[This is the first of a series of articles on the Grant County Commission meeting on March 12, 2024.]

By Mary Alice Murphy

Grant County Commissioners heard three presentations at the March 12, 2024 work session.

The first presentation came from the High Desert Humane Society president Heidi Ogas. She gave the annual report for the Grant County Animal Shelter, which is run by the HDHS..

For 2023, HDHS took in a total of 597 dogs, of which 214 were impounded, 160 were strays, 223 owner-turn-ins, and 116 returned to owner. The total for cats was 385, with 37 impounded, 225 stray, 123 owner-turn-ins, and two returned to owner.

Impound fees total $3,625, licenses $5416.30 and adoption back into the county 252.

"We have intake increases," Ogas said. "We have a very good animal control officer, who is doing a great job."

She noted the shelter is a low-kill shelter with only about 10 percent of adoptable pets euthanized.

"Overall, we took in 982 dogs and cats in 2023," Ogas said. "We adopted out 827 dogs and cats. We have a spay and neuter program, with the help of state funding. If a person is low-income, they can get 100 percent funding to spay or neuter their pet."

She noted that for an unknown reason county and city licensing numbers are down.

"We last year donated 300 pound of dog and cat food to The Commons," Ogas said.

She also said several years ago, they had a mine collapse on the shelter property. The shelter put in a back entrance to the shelter, and the mine was closed to allow bats to go in and out, but not people.
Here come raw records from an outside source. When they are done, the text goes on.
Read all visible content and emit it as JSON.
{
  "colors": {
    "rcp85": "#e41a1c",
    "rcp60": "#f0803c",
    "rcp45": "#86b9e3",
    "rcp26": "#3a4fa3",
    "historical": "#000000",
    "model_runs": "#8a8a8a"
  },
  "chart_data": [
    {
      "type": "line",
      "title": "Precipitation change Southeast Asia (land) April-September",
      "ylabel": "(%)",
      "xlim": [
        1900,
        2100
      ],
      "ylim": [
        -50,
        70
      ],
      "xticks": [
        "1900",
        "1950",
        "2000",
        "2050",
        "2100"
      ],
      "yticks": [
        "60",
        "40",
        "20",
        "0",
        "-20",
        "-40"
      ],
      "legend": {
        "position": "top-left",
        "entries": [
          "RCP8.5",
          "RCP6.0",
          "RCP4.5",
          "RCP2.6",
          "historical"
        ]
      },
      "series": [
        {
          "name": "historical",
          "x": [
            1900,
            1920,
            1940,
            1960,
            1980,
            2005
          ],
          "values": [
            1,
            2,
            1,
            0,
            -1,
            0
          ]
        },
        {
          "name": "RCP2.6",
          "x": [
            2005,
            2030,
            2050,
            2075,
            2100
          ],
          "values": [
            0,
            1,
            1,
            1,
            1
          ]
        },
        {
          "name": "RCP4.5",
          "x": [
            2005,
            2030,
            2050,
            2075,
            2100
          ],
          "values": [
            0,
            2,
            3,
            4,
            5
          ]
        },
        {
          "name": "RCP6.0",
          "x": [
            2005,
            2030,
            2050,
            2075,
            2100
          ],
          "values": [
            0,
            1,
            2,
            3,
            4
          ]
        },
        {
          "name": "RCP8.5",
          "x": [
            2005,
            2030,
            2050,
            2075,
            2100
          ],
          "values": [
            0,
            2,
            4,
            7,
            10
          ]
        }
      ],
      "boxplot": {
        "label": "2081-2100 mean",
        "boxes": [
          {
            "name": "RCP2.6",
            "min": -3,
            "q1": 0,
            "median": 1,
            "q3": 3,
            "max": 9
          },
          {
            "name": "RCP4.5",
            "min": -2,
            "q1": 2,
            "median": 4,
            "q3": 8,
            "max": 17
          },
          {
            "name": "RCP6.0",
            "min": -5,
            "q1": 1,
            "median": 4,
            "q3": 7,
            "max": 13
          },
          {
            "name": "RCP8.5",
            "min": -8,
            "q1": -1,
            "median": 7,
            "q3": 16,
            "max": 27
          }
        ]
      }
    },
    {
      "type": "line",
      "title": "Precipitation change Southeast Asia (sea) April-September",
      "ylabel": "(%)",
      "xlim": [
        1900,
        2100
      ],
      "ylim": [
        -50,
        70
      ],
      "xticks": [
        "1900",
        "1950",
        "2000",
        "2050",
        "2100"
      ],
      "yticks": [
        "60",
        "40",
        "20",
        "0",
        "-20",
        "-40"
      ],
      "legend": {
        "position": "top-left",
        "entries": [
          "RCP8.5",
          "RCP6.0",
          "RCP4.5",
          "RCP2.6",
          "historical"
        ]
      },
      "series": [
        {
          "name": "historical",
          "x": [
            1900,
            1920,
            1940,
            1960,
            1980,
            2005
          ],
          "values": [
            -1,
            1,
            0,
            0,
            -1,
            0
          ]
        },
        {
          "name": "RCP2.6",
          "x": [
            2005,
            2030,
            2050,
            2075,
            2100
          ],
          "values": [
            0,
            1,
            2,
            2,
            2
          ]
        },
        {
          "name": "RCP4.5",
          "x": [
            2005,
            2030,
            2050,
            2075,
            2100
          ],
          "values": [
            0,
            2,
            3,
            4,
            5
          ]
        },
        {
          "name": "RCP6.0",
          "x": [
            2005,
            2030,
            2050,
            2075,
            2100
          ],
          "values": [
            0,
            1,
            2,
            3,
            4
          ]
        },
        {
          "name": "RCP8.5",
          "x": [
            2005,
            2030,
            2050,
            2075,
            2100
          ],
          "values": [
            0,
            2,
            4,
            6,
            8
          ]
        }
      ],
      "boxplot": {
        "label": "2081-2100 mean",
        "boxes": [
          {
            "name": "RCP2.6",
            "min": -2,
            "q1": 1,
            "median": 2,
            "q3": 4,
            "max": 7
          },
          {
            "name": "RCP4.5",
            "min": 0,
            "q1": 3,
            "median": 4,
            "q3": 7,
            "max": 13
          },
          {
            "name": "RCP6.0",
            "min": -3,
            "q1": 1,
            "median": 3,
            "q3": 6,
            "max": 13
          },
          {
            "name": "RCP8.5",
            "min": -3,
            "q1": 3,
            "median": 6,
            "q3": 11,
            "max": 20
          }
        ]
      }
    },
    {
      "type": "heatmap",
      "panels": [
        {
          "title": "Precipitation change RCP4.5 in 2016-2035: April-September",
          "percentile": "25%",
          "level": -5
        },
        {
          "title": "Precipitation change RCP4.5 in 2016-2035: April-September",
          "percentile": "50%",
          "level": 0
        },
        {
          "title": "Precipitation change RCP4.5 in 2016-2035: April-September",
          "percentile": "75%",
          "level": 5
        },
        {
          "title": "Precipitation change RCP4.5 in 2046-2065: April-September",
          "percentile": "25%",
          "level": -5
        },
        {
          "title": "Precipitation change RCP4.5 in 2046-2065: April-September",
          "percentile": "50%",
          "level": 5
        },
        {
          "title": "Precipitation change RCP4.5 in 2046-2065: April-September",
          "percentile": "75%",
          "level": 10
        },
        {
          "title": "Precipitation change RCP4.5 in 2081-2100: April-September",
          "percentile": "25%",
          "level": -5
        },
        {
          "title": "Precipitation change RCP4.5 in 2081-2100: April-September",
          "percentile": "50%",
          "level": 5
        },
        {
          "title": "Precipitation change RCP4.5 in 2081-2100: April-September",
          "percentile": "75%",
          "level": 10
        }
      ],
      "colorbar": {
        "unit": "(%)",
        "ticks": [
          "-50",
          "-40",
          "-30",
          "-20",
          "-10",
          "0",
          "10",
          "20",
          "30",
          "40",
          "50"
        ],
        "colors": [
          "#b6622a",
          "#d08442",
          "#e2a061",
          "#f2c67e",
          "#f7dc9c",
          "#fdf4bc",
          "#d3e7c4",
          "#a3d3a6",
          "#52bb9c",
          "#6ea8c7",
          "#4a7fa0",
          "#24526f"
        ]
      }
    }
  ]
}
After the collapse a ladder down into the mine discovered an underground lake, which benefits the bats.

"We still hope to build a new adoption center," Ogas said. "It's a stretch because of our low water pressure, but we want to put in 24 more dog runs and 15 more cat cages."

District 3 Commissioner Alicia Edwards thanked Ogas "for your incredible dedication to our animals." She noted that Ogas had said they redeemed 1,000 spay and neuter coupons.

Ogas said that not all coupons get redeemed.

Edwards asked about the former program, SNAP, to address feral cats.

Ogas said the law in the city and county say that if a person feeds a cat or cats for three days, "it becomes your animal and is not allowed to roam. We do not trap, neuter and release."

Edwards asked if someone knows of someone feeding cats, should they call the animal shelter.

"Yes," Ogas said. "It's a complaint-based misdemeanor. Because people do not report it, it's why we have so many homeless cats in the area. It's a sticky subject. PETA (People for the Ethical Treatment of Animals) thinks cat colonies are divisive. Cats kill a lot of birds."

District 1 Commissioner and Chair Chris Ponce said: "We adopted a dog and your staff did a great job."

Ogas said she calls adoptees about a month after the adoption to make sure things are going well. "You're in my stack."